With gloomy skies outside the window, it has become increasingly difficult to pull myself out of bed in the morning. In the summer, when the sun rises bright and early, I feel awake and ready for the day, afraid I may miss out if I linger in bed any longer. In the fall, I'm lucky to see the other side of eight in the morning. The dark, sunless skies make me want to bury myself in the warmth of the blankets and stay in bed for hours, cozy and comfortable. Despite how I'd rather spend my mornings, responsibilities never stop calling. I allow myself to hit the snooze button once or twice, using it to prolong the inevitable first steps out of bed.

With sleepy eyes and an aversion to brightness, I slowly find a way to face the day.

Chai Pear Scones Chai Pear Scones

The long, dark weather makes it difficult for me to get any real work done. In between watching television and reading books, I'm drawn to the warmth of the oven and sweetening the air with the scents of autumn. Dark, moody days are my favorite for photography. I know most photographers prefer to shoot by the bright light of the sun, but I adore how the somber light brings sharp shadows and a rough texture to the food. The food somehow feels more raw to me, making the food appear less overdone (but no less appetizing).

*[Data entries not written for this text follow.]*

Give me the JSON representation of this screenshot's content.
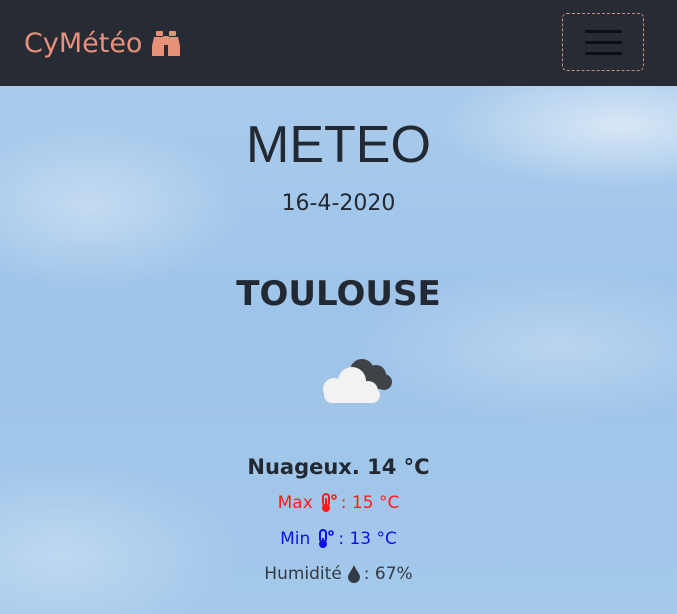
{
  "navbar": {
    "brand": "CyMétéo",
    "brand_icon": "binoculars-icon",
    "toggler_icon": "hamburger-menu-icon",
    "brand_color": "#e8907a",
    "background": "#272b33"
  },
  "main": {
    "title": "METEO",
    "date": "16-4-2020",
    "city": "TOULOUSE",
    "weather_icon": "cloudy-icon",
    "condition": "Nuageux. 14 °C",
    "max_label": "Max",
    "max_value": ": 15 °C",
    "max_color": "#ff1b1b",
    "min_label": "Min",
    "min_value": ": 13 °C",
    "min_color": "#1010e6",
    "humidity_label": "Humidité",
    "humidity_value": ": 67%",
    "thermometer_icon": "thermometer-icon",
    "humidity_icon": "water-drop-icon"
  }
}
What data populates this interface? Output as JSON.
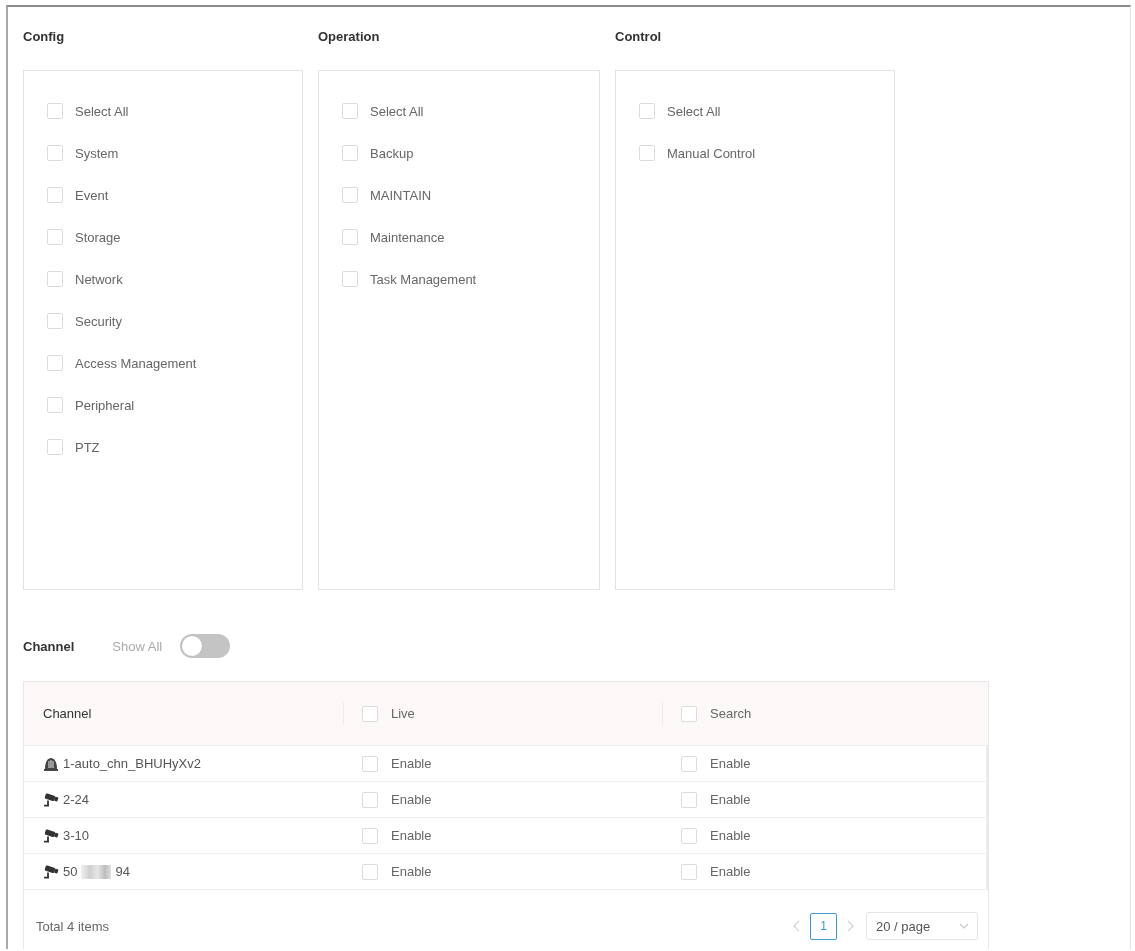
{
  "sections": [
    {
      "title": "Config",
      "options": [
        {
          "label": "Select All",
          "checked": false
        },
        {
          "label": "System",
          "checked": false
        },
        {
          "label": "Event",
          "checked": false
        },
        {
          "label": "Storage",
          "checked": false
        },
        {
          "label": "Network",
          "checked": false
        },
        {
          "label": "Security",
          "checked": false
        },
        {
          "label": "Access Management",
          "checked": false
        },
        {
          "label": "Peripheral",
          "checked": false
        },
        {
          "label": "PTZ",
          "checked": false
        }
      ]
    },
    {
      "title": "Operation",
      "options": [
        {
          "label": "Select All",
          "checked": false
        },
        {
          "label": "Backup",
          "checked": false
        },
        {
          "label": "MAINTAIN",
          "checked": false
        },
        {
          "label": "Maintenance",
          "checked": false
        },
        {
          "label": "Task Management",
          "checked": false
        }
      ]
    },
    {
      "title": "Control",
      "options": [
        {
          "label": "Select All",
          "checked": false
        },
        {
          "label": "Manual Control",
          "checked": false
        }
      ]
    }
  ],
  "channel_filter": {
    "title": "Channel",
    "toggle": {
      "label": "Show All",
      "on": false
    }
  },
  "table": {
    "columns": [
      {
        "label": "Channel",
        "kind": "text"
      },
      {
        "label": "Live",
        "kind": "checkbox",
        "checked": false
      },
      {
        "label": "Search",
        "kind": "checkbox",
        "checked": false
      }
    ],
    "rows": [
      {
        "kind": "dome",
        "name": "1-auto_chn_BHUHyXv2",
        "redacted": false,
        "toggles": [
          {
            "label": "Enable",
            "checked": false
          },
          {
            "label": "Enable",
            "checked": false
          }
        ]
      },
      {
        "kind": "bullet",
        "name": "2-24",
        "redacted": false,
        "toggles": [
          {
            "label": "Enable",
            "checked": false
          },
          {
            "label": "Enable",
            "checked": false
          }
        ]
      },
      {
        "kind": "bullet",
        "name": "3-10",
        "redacted": false,
        "toggles": [
          {
            "label": "Enable",
            "checked": false
          },
          {
            "label": "Enable",
            "checked": false
          }
        ]
      },
      {
        "kind": "bullet",
        "name": "50",
        "redacted": true,
        "name_after": "94",
        "toggles": [
          {
            "label": "Enable",
            "checked": false
          },
          {
            "label": "Enable",
            "checked": false
          }
        ]
      }
    ]
  },
  "footer": {
    "total": "Total 4 items",
    "pagination": {
      "prev": {
        "disabled": true
      },
      "pages": [
        {
          "label": "1",
          "selected": true
        }
      ],
      "next": {
        "disabled": true
      },
      "page_size": "20 / page"
    }
  }
}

These scones were photographed on the dreariest morning of last week. With a rain streaked window and only a hint of light coming in through the panes, I feel like I managed to capture the essence of the morning.

Chai Pear Scones

Chai Pear Scones is where the love of scones meets the enchantment of a cup of tea. The chai spices complement the complexity of a ripe pear in this simple breakfast pastry. A good sprinkling of sugar on top of the scones before they go into the oven ensures they will develop a thin, sweet crust which adds great texture to an otherwise tender scone. The scones themselves are not very sweet, so the subtle nature of the pears is truly able to shine through. I've said it before and I'll say it again—scones and overcast skies are meant to be enjoyed together.